The Icelandic Transportation Safety Board (ITSB) is calling on Russian and European aircraft certification authorities to make changes to the emergency escape slide system of the Sukhoi Superjet 100, which was certified by Russia in 2011 and validated by the European Aviation Safety Agency (EASA) in 2012.
The recommendation is one of nine made by the ITSB in its recently published final report on a gear-up touchdown and runway excursion of a Superjet 100 undergoing certification expansion tests by Sukhoi at Keflavík International Airport in July 2013.
During the incident flight test, the fourth of the day, the pilots were to evaluate performance of the aircraft’s automatic flight control system in a go-around from an altitude of 2-3 ft. above the runway, with the right engine shutdown and a crosswind greater than 19.5 kt. Airframers favor Keflavik for a variety of certification tests for its strong steady crosswinds.
Investigators mostly blamed severe fatigue for the pilot-in-command advancing the throttle of the inoperative engine during the go-around, allowing the aircraft to settle back onto the runway after the gear had been retracted. But there were multiple other errors discovered and attributed to the flight crew, airport, air navigation service provider and regulators.

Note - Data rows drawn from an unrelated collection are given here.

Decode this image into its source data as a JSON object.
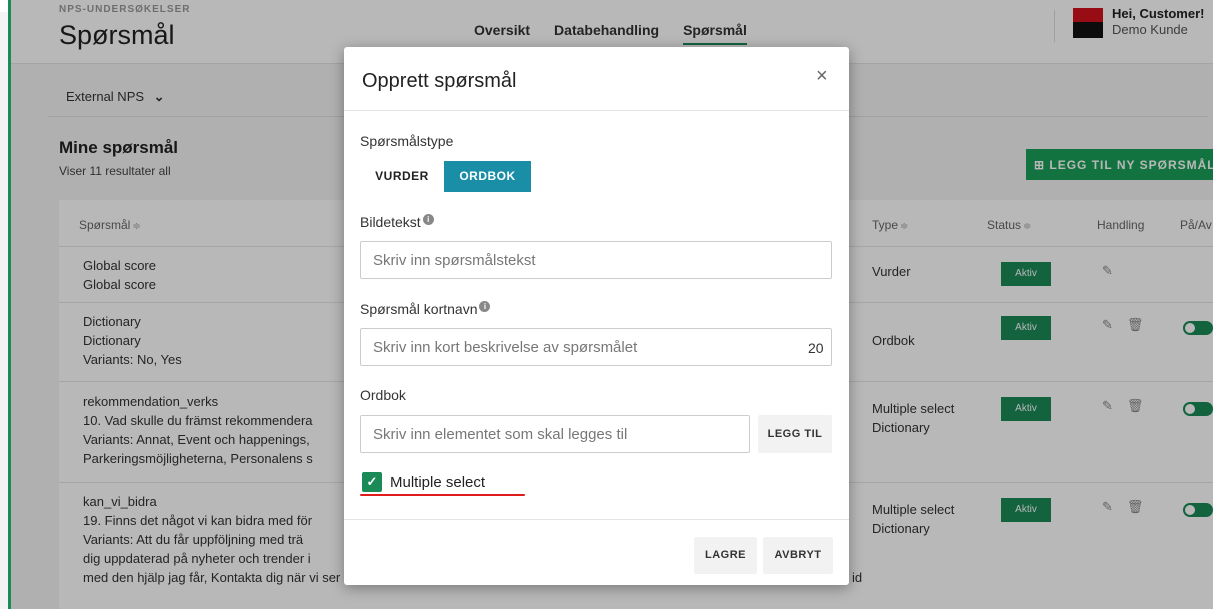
{
  "header": {
    "crumb": "NPS-UNDERSØKELSER",
    "title": "Spørsmål",
    "nav": [
      "Oversikt",
      "Databehandling",
      "Spørsmål"
    ],
    "user_greeting": "Hei, Customer!",
    "user_name": "Demo Kunde"
  },
  "filter": {
    "label": "External NPS",
    "caret": "⌄"
  },
  "section": {
    "title": "Mine spørsmål",
    "subtitle": "Viser 11 resultater all",
    "add_button": "⊞ LEGG TIL NY SPØRSMÅL"
  },
  "table": {
    "headers": {
      "question": "Spørsmål",
      "type": "Type",
      "status": "Status",
      "action": "Handling",
      "onoff": "På/Av"
    },
    "sort_icon": "≑",
    "rows": [
      {
        "lines": [
          "Global score",
          "Global score"
        ],
        "type_lines": [
          "Vurder"
        ],
        "status": "Aktiv"
      },
      {
        "lines": [
          "Dictionary",
          "Dictionary",
          "Variants: No, Yes"
        ],
        "type_lines": [
          "Ordbok"
        ],
        "status": "Aktiv"
      },
      {
        "lines": [
          "rekommendation_verks",
          "10. Vad skulle du främst rekommendera",
          "Variants: Annat, Event och happenings,",
          "Parkeringsmöjligheterna, Personalens s"
        ],
        "type_lines": [
          "Multiple select",
          "Dictionary"
        ],
        "status": "Aktiv"
      },
      {
        "lines": [
          "kan_vi_bidra",
          "19. Finns det något vi kan bidra med för",
          "Variants: Att du får uppföljning med trä",
          "dig uppdaterad på nyheter och trender i",
          "med den hjälp jag får, Kontakta dig när vi ser att du uteblir från träningen"
        ],
        "tail": "id",
        "type_lines": [
          "Multiple select",
          "Dictionary"
        ],
        "status": "Aktiv"
      }
    ]
  },
  "modal": {
    "title": "Opprett spørsmål",
    "close": "×",
    "type_label": "Spørsmålstype",
    "type_options": [
      "VURDER",
      "ORDBOK"
    ],
    "selected_type": "ORDBOK",
    "caption_label": "Bildetekst",
    "caption_placeholder": "Skriv inn spørsmålstekst",
    "shortname_label": "Spørsmål kortnavn",
    "shortname_placeholder": "Skriv inn kort beskrivelse av spørsmålet",
    "shortname_counter": "20",
    "dictionary_label": "Ordbok",
    "dictionary_placeholder": "Skriv inn elementet som skal legges til",
    "add_button": "LEGG TIL",
    "multiple_select_label": "Multiple select",
    "multiple_select_checked": true,
    "save_button": "LAGRE",
    "cancel_button": "AVBRYT",
    "info_glyph": "i"
  },
  "colors": {
    "brand_green": "#1a8a57",
    "ordbok_teal": "#1a8ea6",
    "annotation_red": "#e01b1b"
  }
}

The Superjet 100 sustained extensive structural damage as it slid down the runway and into overrun area on its belly and engine nacelles. One of the five crewmembers received minor injuries.
Two particular problems delayed the evacuation: The crew had failed to arm the emergency escape slides during the flight; and the forward right slide twisted and blew under the nose of the aircraft on deployment under sustained winds of 18-21 kt.
ITSB in its final report noted that EASA certification rules require the slides to be able to handle 25-kt. winds “at the most critical angle.” As such, the ITSB recommended that Russia’s certification arm, the Interstate Aviation Committee, and EASA work with Sukhoi to make changes to the slides.